Avec la crise, se repose de façon urgente la question de la gestion de la dette française : celle-ci devrait atteindre en 2020, 120% du PIB. La France entrerait ainsi dans le club des pays européens dont la dette dépasse les 100% du PIB, aux côtés de l’Italie (158,9% du PIB) et de l’Espagne (115,6%). Tandis que les pays « frugaux » de la zone euro devraient rester, eux, en dessous des 70%, même après la crise du coronavirus.

La situation française en matière d’endettement public est préoccupante. La France pratique généralement des relances importantes en bas de cycle économique, mais repousse les réformes « pour ne pas brider la croissance ». On assiste donc à une accumulation inexorable des déficits qui influent sur le niveau d’endettement public.

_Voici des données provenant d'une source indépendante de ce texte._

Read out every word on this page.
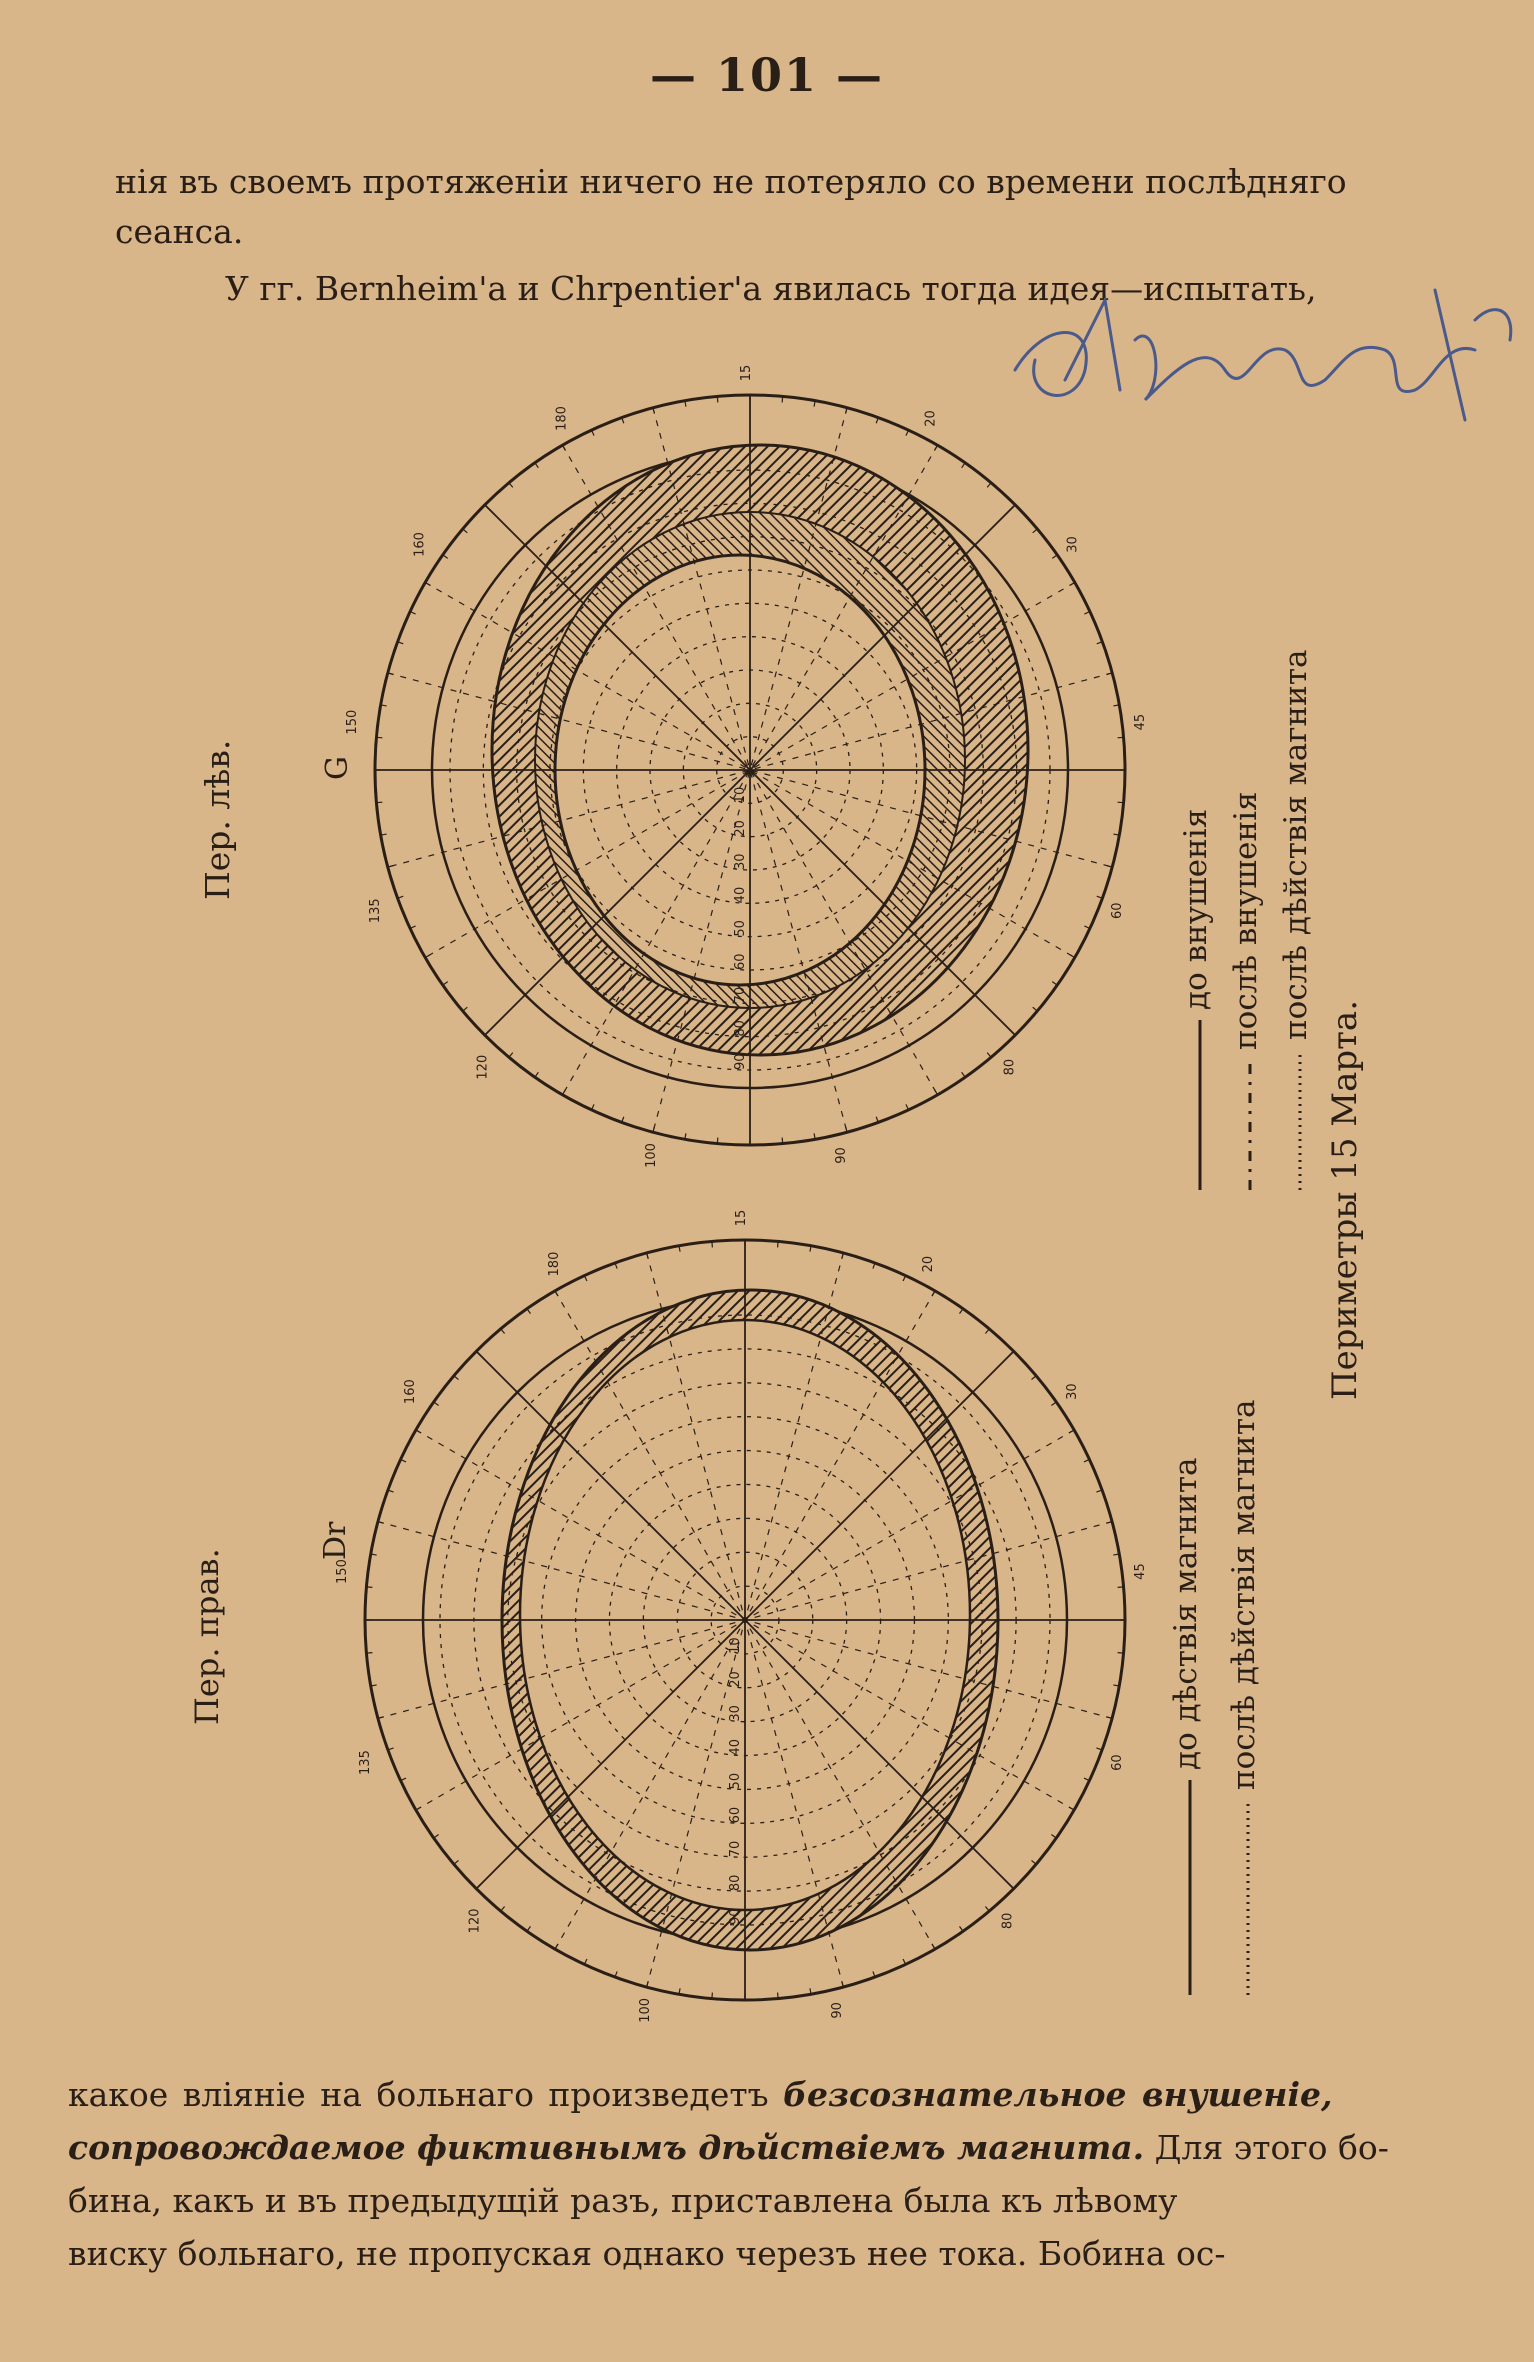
— 101 —
нія въ своемъ протяженіи ничего не потеряло со времени послѣдняго
сеанса.
У гг. Bernheim'а и Chrpentier'а явилась тогда идея—испытать,
10
20
30
40
50
60
70
80
90
15
20
30
45
60
80
90
100
120
135
150
160
180
10
20
30
40
50
60
70
80
90
15
20
30
45
60
80
90
100
120
135
150
160
180
Пер. лѣв.	G
Пер. прав.
Dr
до внушенія послѣ внушенія послѣ дѣйствія магнита
до дѣствія магнита послѣ дѣйствія магнита
Периметры 15 Марта.
какое вліяніе на больнаго произведетъ безсознательное внушеніе,
сопровождаемое фиктивнымъ дѣйствіемъ магнита. Для этого бо-
бина, какъ и въ предыдущій разъ, приставлена была къ лѣвому
виску больнаго, не пропуская однако черезъ нее тока. Бобина ос-
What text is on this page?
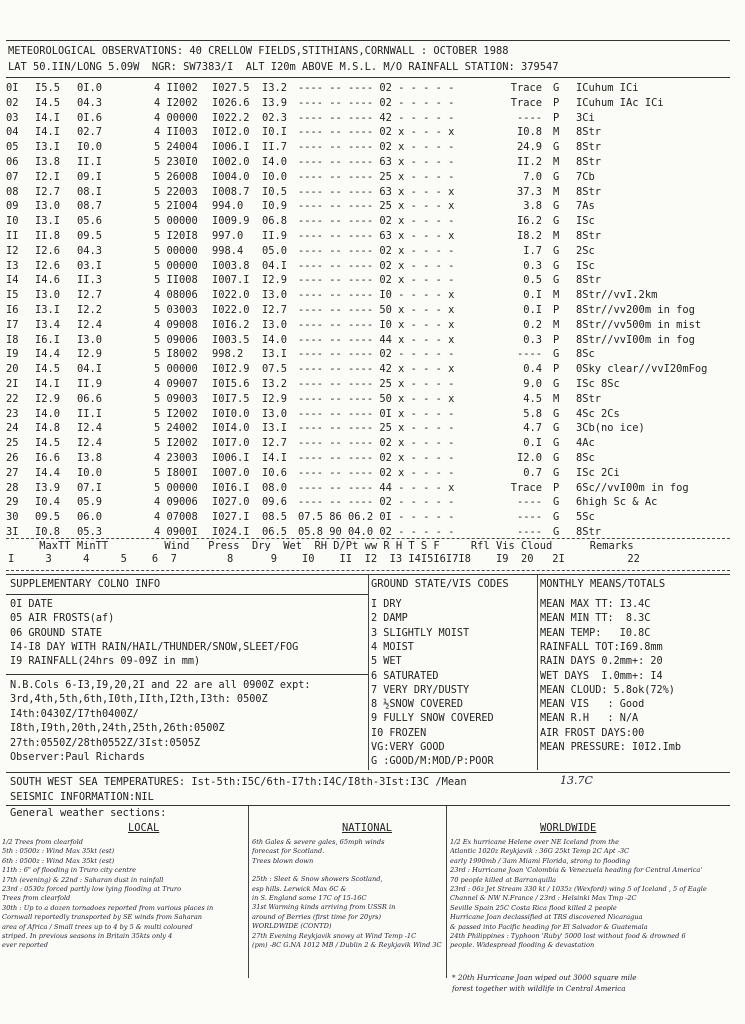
METEOROLOGICAL OBSERVATIONS: 40 CRELLOW FIELDS,STITHIANS,CORNWALL : OCTOBER 1988
LAT 50.IIN/LONG 5.09W  NGR: SW7383/I  ALT I20m ABOVE M.S.L. M/O RAINFALL STATION: 379547
0I I5.5 0I.0	4 II002 I027.5 I3.2 ---- -- ---- 02 - - - - -	Trace G ICuhum ICi
02 I4.5 04.3	4 I2002 I026.6 I3.9 ---- -- ---- 02 - - - - -	Trace P ICuhum IAc ICi
03 I4.I 0I.6	4 00000 I022.2 02.3 ---- -- ---- 42 - - - - -	---- P 3Ci
04 I4.I 02.7	4 II003 I0I2.0 I0.I ---- -- ---- 02 x - - - x	I0.8 M 8Str
05 I3.I I0.0	5 24004 I006.I II.7 ---- -- ---- 02 x - - - -	24.9 G 8Str
06 I3.8 II.I	5 230I0 I002.0 I4.0 ---- -- ---- 63 x - - - -	II.2 M 8Str
07 I2.I 09.I	5 26008 I004.0 I0.0 ---- -- ---- 25 x - - - -	7.0 G 7Cb
08 I2.7 08.I	5 22003 I008.7 I0.5 ---- -- ---- 63 x - - - x	37.3 M 8Str
09 I3.0 08.7	5 2I004 994.0 I0.9 ---- -- ---- 25 x - - - x	3.8 G 7As
I0 I3.I 05.6	5 00000 I009.9 06.8 ---- -- ---- 02 x - - - -	I6.2 G ISc
II II.8 09.5	5 I20I8 997.0 II.9 ---- -- ---- 63 x - - - x	I8.2 M 8Str
I2 I2.6 04.3	5 00000 998.4 05.0 ---- -- ---- 02 x - - - -	I.7 G 2Sc
I3 I2.6 03.I	5 00000 I003.8 04.I ---- -- ---- 02 x - - - -	0.3 G ISc
I4 I4.6 II.3	5 II008 I007.I I2.9 ---- -- ---- 02 x - - - -	0.5 G 8Str
I5 I3.0 I2.7	4 08006 I022.0 I3.0 ---- -- ---- I0 - - - - x	0.I M 8Str//vvI.2km
I6 I3.I I2.2	5 03003 I022.0 I2.7 ---- -- ---- 50 x - - - x	0.I P 8Str//vv200m in fog
I7 I3.4 I2.4	4 09008 I0I6.2 I3.0 ---- -- ---- I0 x - - - x	0.2 M 8Str//vv500m in mist
I8 I6.I I3.0	5 09006 I003.5 I4.0 ---- -- ---- 44 x - - - x	0.3 P 8Str//vvI00m in fog
I9 I4.4 I2.9	5 I8002 998.2 I3.I ---- -- ---- 02 - - - - -	---- G 8Sc
20 I4.5 04.I	5 00000 I0I2.9 07.5 ---- -- ---- 42 x - - - x	0.4 P 0Sky clear//vvI20mFog
2I I4.I II.9	4 09007 I0I5.6 I3.2 ---- -- ---- 25 x - - - -	9.0 G ISc 8Sc
22 I2.9 06.6	5 09003 I0I7.5 I2.9 ---- -- ---- 50 x - - - x	4.5 M 8Str
23 I4.0 II.I	5 I2002 I0I0.0 I3.0 ---- -- ---- 0I x - - - -	5.8 G 4Sc 2Cs
24 I4.8 I2.4	5 24002 I0I4.0 I3.I ---- -- ---- 25 x - - - -	4.7 G 3Cb(no ice)
25 I4.5 I2.4	5 I2002 I0I7.0 I2.7 ---- -- ---- 02 x - - - -	0.I G 4Ac
26 I6.6 I3.8	4 23003 I006.I I4.I ---- -- ---- 02 x - - - -	I2.0 G 8Sc
27 I4.4 I0.0	5 I800I I007.0 I0.6 ---- -- ---- 02 x - - - -	0.7 G ISc 2Ci
28 I3.9 07.I	5 00000 I0I6.I 08.0 ---- -- ---- 44 - - - - x	Trace P 6Sc//vvI00m in fog
29 I0.4 05.9	4 09006 I027.0 09.6 ---- -- ---- 02 - - - - -	---- G 6high Sc & Ac
30 09.5 06.0	4 07008 I027.I 08.5 07.5 86 06.2 0I - - - - -	---- G 5Sc
3I I0.8 05.3	4 0900I I024.I 06.5 05.8 90 04.0 02 - - - - -	---- G 8Str
MaxTT MinTT         Wind   Press  Dry  Wet  RH D/Pt ww R H T S F     Rfl Vis Cloud      Remarks
I     3     4     5    6  7        8      9    I0    II  I2  I3 I4I5I6I7I8    I9  20   2I          22
SUPPLEMENTARY COLNO INFO
0I DATE
05 AIR FROSTS(af)
06 GROUND STATE
I4-I8 DAY WITH RAIN/HAIL/THUNDER/SNOW,SLEET/FOG
I9 RAINFALL(24hrs 09-09Z in mm)
N.B.Cols 6-I3,I9,20,2I and 22 are all 0900Z expt:
3rd,4th,5th,6th,I0th,IIth,I2th,I3th: 0500Z
I4th:0430Z/I7th0400Z/
I8th,I9th,20th,24th,25th,26th:0500Z
27th:0550Z/28th0552Z/3Ist:0505Z
Observer:Paul Richards
GROUND STATE/VIS CODES
I DRY
2 DAMP
3 SLIGHTLY MOIST
4 MOIST
5 WET
6 SATURATED
7 VERY DRY/DUSTY
8 ½SNOW COVERED
9 FULLY SNOW COVERED
I0 FROZEN
VG:VERY GOOD
G :GOOD/M:MOD/P:POOR
MONTHLY MEANS/TOTALS
MEAN MAX TT: I3.4C
MEAN MIN TT:  8.3C
MEAN TEMP:   I0.8C
RAINFALL TOT:I69.8mm
RAIN DAYS 0.2mm+: 20
WET DAYS  I.0mm+: I4
MEAN CLOUD: 5.8ok(72%)
MEAN VIS   : Good
MEAN R.H   : N/A
AIR FROST DAYS:00
MEAN PRESSURE: I0I2.Imb
SOUTH WEST SEA TEMPERATURES: Ist-5th:I5C/6th-I7th:I4C/I8th-3Ist:I3C /Mean	13.7C
SEISMIC INFORMATION:NIL
General weather sections:
LOCAL	NATIONAL	WORLDWIDE
1/2 Trees from clearfold
5th : 0500z : Wind Max 35kt (est)
6th : 0500z : Wind Max 35kt (est)
11th : 6" of flooding in Truro city centre
17th (evening) & 22nd : Saharan dust in rainfall
23rd : 0530z forced partly low lying flooding at Truro
Trees from clearfold
30th : Up to a dozen tornadoes reported from various places in
Cornwall reportedly transported by SE winds from Saharan
area of Africa / Small trees up to 4 by 5 & multi coloured
striped. In previous seasons in Britain 35kts only 4
ever reported
6th Gales & severe gales, 65mph winds
forecast for Scotland.
Trees blown down
25th : Sleet & Snow showers Scotland,
esp hills. Lerwick Max 6C &
in S. England some 17C of 15-16C
31st Warming kinds arriving from USSR in
around of Berries (first time for 20yrs)
WORLDWIDE (CONTD)
27th Evening Reykjavik snowy at Wind Temp -1C
(pm) -8C G.NA 1012 MB / Dublin 2 & Reykjavik Wind 3C
1/2 Ex hurricane Helene over NE Iceland from the
Atlantic 1020z Reykjavik : 36G 25kt Temp 2C Apt -3C
early 1990mb / 3am Miami Florida, strong to flooding
23rd : Hurricane Joan 'Colombia & Venezuela heading for Central America'
70 people killed at Barranquilla
23rd : 06z Jet Stream 330 kt / 1035z (Wexford) wing 5 of Iceland , 5 of Eagle
Channel & NW N.France / 23rd : Helsinki Max Tmp -2C
Seville Spain 25C Costa Rica flood killed 2 people
Hurricane Joan declassified at TRS discovered Nicaragua
& passed into Pacific heading for El Salvador & Guatemala
24th Philippines : Typhoon 'Ruby' 5000 lost without food & drowned 6
people. Widespread flooding & devastation
* 20th Hurricane Joan wiped out 3000 square mile
forest together with wildlife in Central America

Mais la gestion de notre dette publique présente aujourd’hui des fragilités qui doivent nous alerter :

  • La dette de l’État atteint 1.822,8 milliards d’euros en 2019, soit près de deux fois son niveau de 2008. Mais, si le besoin de financement de l’État s’est révélé particulièrement élevé à 220,5 milliards d’euros, Bercy n’a pas eu à faire « exploser » ses souscriptions de dettes à moyen-long terme, car des sources de financements alternatives sont venues limiter le recours aux emprunts ; il s’agit des primes d’émission sur des souches anciennes à rendement élevé ;
  • Une pratique qui conduit à ce que 76% de la dette négociable de l’État arrive à échéance d’ici 2030, dont 599 milliards d’ici 2023. On mesure les efforts colossaux qu’il faudra faire pour renouveler la dette, ce qui rend du même coup la gestion des encours d’autant plus difficile à piloter ;
  • Il existe par ailleurs un risque particulier en cas de tensions inflationnistes sur la dette indexée sur l’inflation (OATi) qui correspond à 12% des encours de dette ;
  • La détention de la dette française est un autre sujet de préoccupation : officiellement détenue à 55% par des nonrésidents en 2019, si on corrige ce ratio des opérations de rachat de titres effectuées par la BCE, la proportion de détenteurs non-résidents est proche des 70%, et, nous dit la Cour, « n’a pas connu de tendance baissière au cours des dernières années ». 2020 sera donc une épreuve de vérité pour la dette française.

Nos recommandations :

  • Immuniser progressivement la dette française du risque d’inflation en diminuant le recours aux OATi ;
  • Supprimer progressivement le recours aux émissions sur souches anciennes, pour limiter le phénomène des primes nettes sur l’encours de dette arrivant à échéance à moyen terme ;
  • Reprofiler la dette vers une détention longue, à 30, 50 ou 80 ans ;
  • Définir une stratégie de désendettement lorsque le frein à l’endettement sera mis en place ;
  • Le Haut conseil des finances publiques et les parlementaires devraient être plus associés au suivi de l’endettement public.

Mais il faudra cependant s’engager dans une maîtrise sans faille des finances publiques, et en particulier chercher à remettre les comptes sociaux à l’équilibre.